Kebler, who was winning with 62% of the vote, said the biggest issue facing the city was a housing crisis she believed was standing in the way of Bend reaching its full potential.
Kebler is a career public servant who has worked as a state prosecutor and nonprofit victims’ rights attorney.
“Thank you Bend, for electing me to be your next City Councilor,” Kebler said. “I look forward to planning for a sustainable future that brings prosperity and opportunity to all Bend residents.”
Perkins, a local activist and co-founder of Embrace Bend, has said she would focus on several key issues including, creating a more inclusive community, becoming a more accessible city government, addressing and tackling economic equity, specifically affordable housing, transportation, and childcare.

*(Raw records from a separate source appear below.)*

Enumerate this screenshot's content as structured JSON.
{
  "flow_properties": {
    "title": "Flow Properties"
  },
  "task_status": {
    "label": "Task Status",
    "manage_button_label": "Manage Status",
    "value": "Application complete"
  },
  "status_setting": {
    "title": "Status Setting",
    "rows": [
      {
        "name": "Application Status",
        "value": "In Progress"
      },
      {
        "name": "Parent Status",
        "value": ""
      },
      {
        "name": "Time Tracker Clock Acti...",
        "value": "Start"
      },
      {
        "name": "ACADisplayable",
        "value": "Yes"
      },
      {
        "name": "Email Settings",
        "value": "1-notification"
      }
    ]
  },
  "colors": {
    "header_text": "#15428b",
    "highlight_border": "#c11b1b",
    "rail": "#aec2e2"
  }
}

“I’m honored to represent all voices of Bend, especially those that have been disenfranchised and overlooked,” sh esaid. “I want to thank my family for their support and all voters for engaging in the process. I look forward to getting to work for our city.”
She defeated Piper, who was appointed to the council last year, with 54% of the vote.
Schenkelberg, a mental health counselor at a youth facility, ran focusing on encouraging diversity and finding creative solutions to the city’s affordable housing efforts.
She’ll be Bend’s first openly-queer councilor and its first councilor of color.
She won with nearly 59% of the vote.
Broadman campaigned championing a more bikeable Bend, more sustainability to accommodate the city’s skyrocketing population and improving the connectivity of Bend’s east and west sides.
He’ll replace Councilor Bill Moseley who is stepping down at the end of the year.